A dolabralexin-deficient mutant provides insight into specialized diterpenoid metabolism in maize

Two major groups of specialized metabolites in maize (Zea mays), termed kauralexins and dolabralexins, serve as known or predicted diterpenoid defenses against pathogens, herbivores, and other environmental stressors. To consider the physiological roles of the recently discovered dolabralexin pathway, we examined dolabralexin structural diversity, tissue-specificity, and stress-elicited production in a defined biosynthetic pathway mutant. Metabolomics analyses support a larger number of dolabralexin pathway products than previously known. We identified dolabradienol as a previously undetected pathway metabolite and characterized its enzymatic production. Transcript and metabolite profiling showed that dolabralexin biosynthesis and accumulation predominantly occur in primary roots and show quantitative variation across genetically diverse inbred lines.

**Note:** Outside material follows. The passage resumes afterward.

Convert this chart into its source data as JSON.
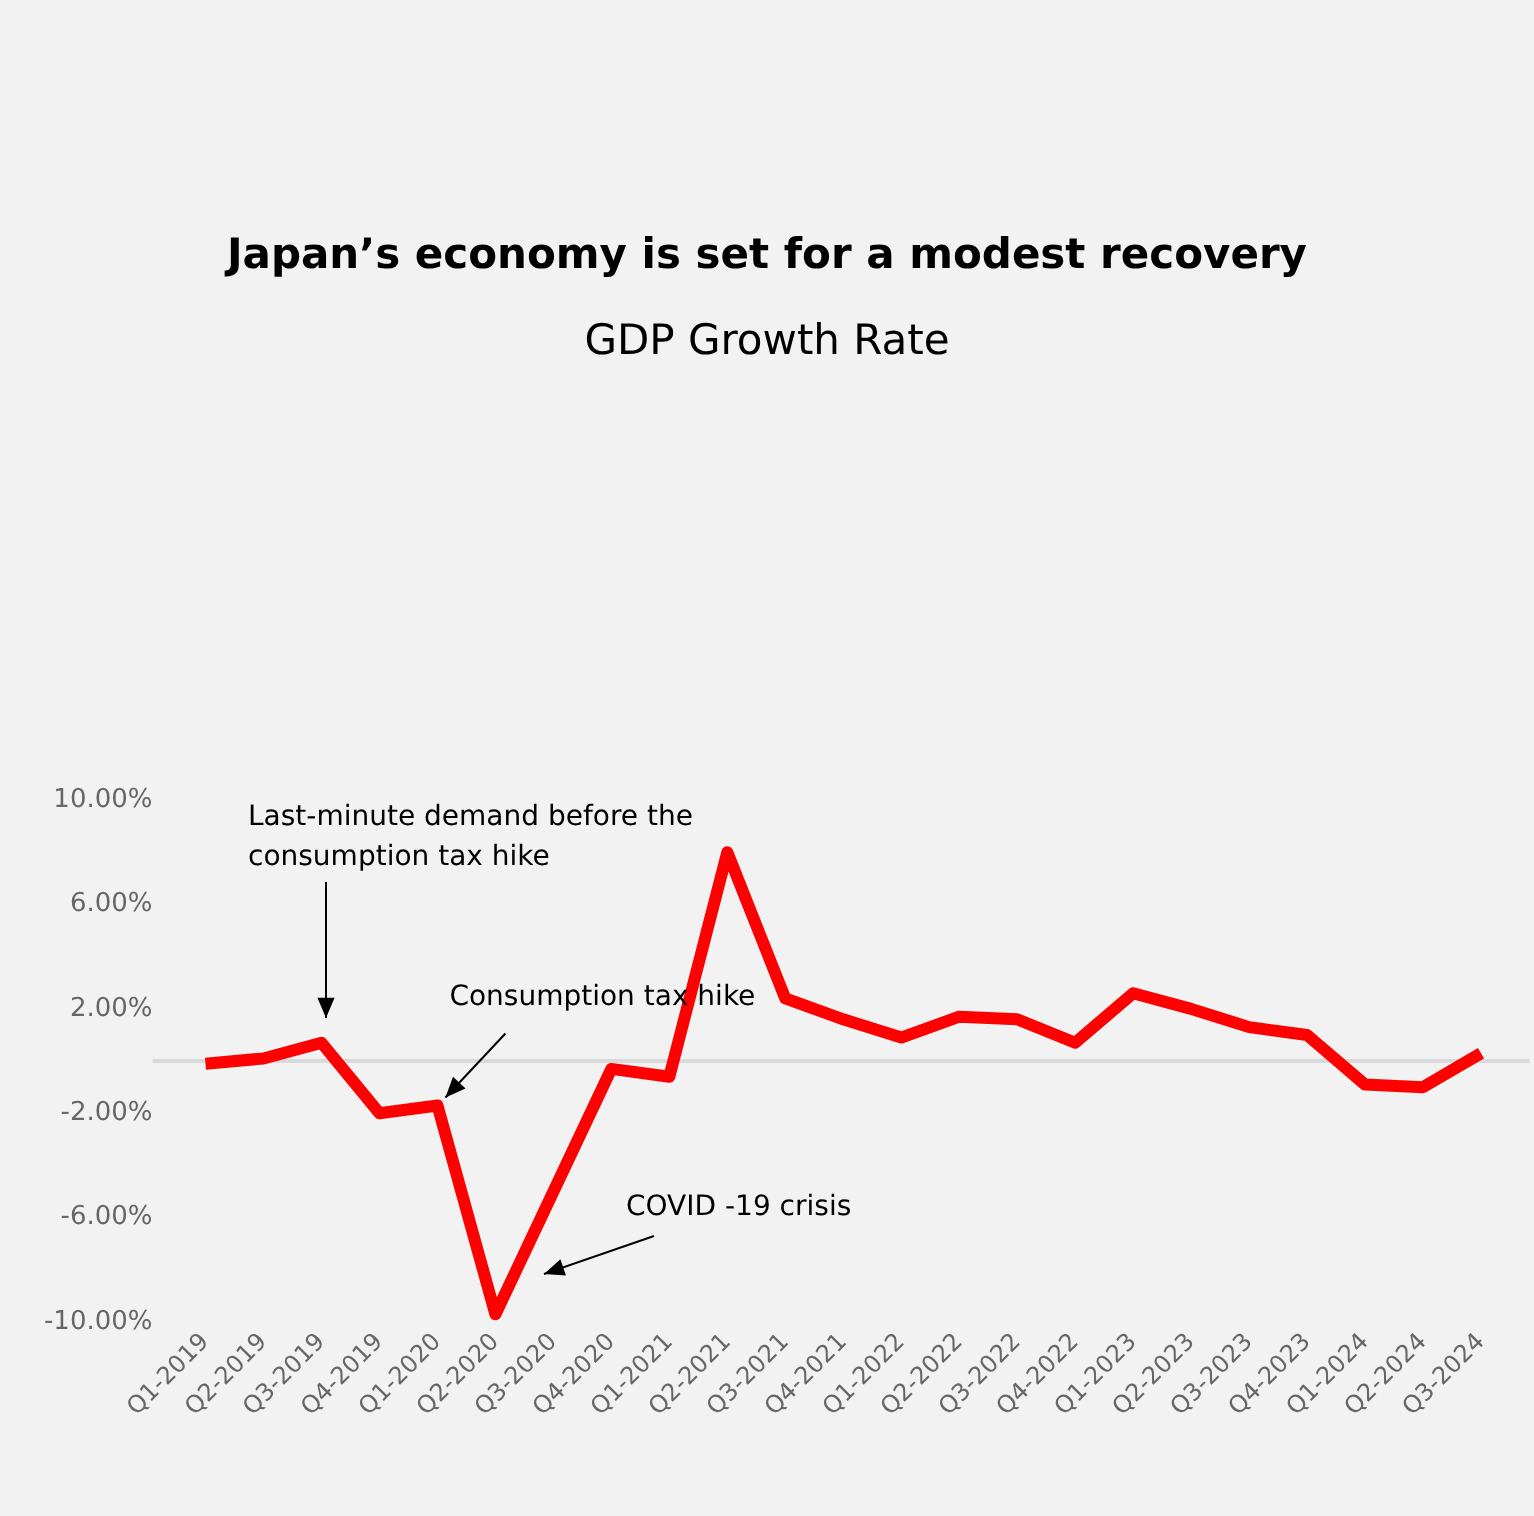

Generation and analysis of CRISPR-Cas9-derived loss-of-function Kaurene Synthase-Like 4 (Zmksl4) mutants demonstrated dolabralexin production deficiency, thus supporting ZmKSL4 as the diterpene synthase responsible for the conversion of geranylgeranyl pyrophosphate precursors into dolabradiene and downstream pathway products. Zmksl4 mutants further display altered root-to-shoot ratios and root architecture in response to water deficit. Collectively, these results demonstrate dolabralexin biosynthesis via ZmKSL4 as a committed pathway node biochemically separating kauralexin and dolabralexin metabolism, and suggest an interactive role of maize dolabralexins in plant vigor during abiotic stress.

Automated summary

In maize, two major groups of specialized metabolites, kauralexins and dolabralexins, are involved in defending against pathogens, herbivores, and other stressors. This study examined the dolabralexin pathway and found new metabolites and characterized their production. Genetic analysis showed that dolabralexin biosynthesis occurs mainly in primary roots and varies across different maize lines. Loss-of-function mutants for the diterpene synthase gene ZmKSL4 demonstrated deficient dolabralexin production and exhibited altered root architecture in response to water deficit. These findings suggest that maize dolabralexins play a role in plant vigor during abiotic stress.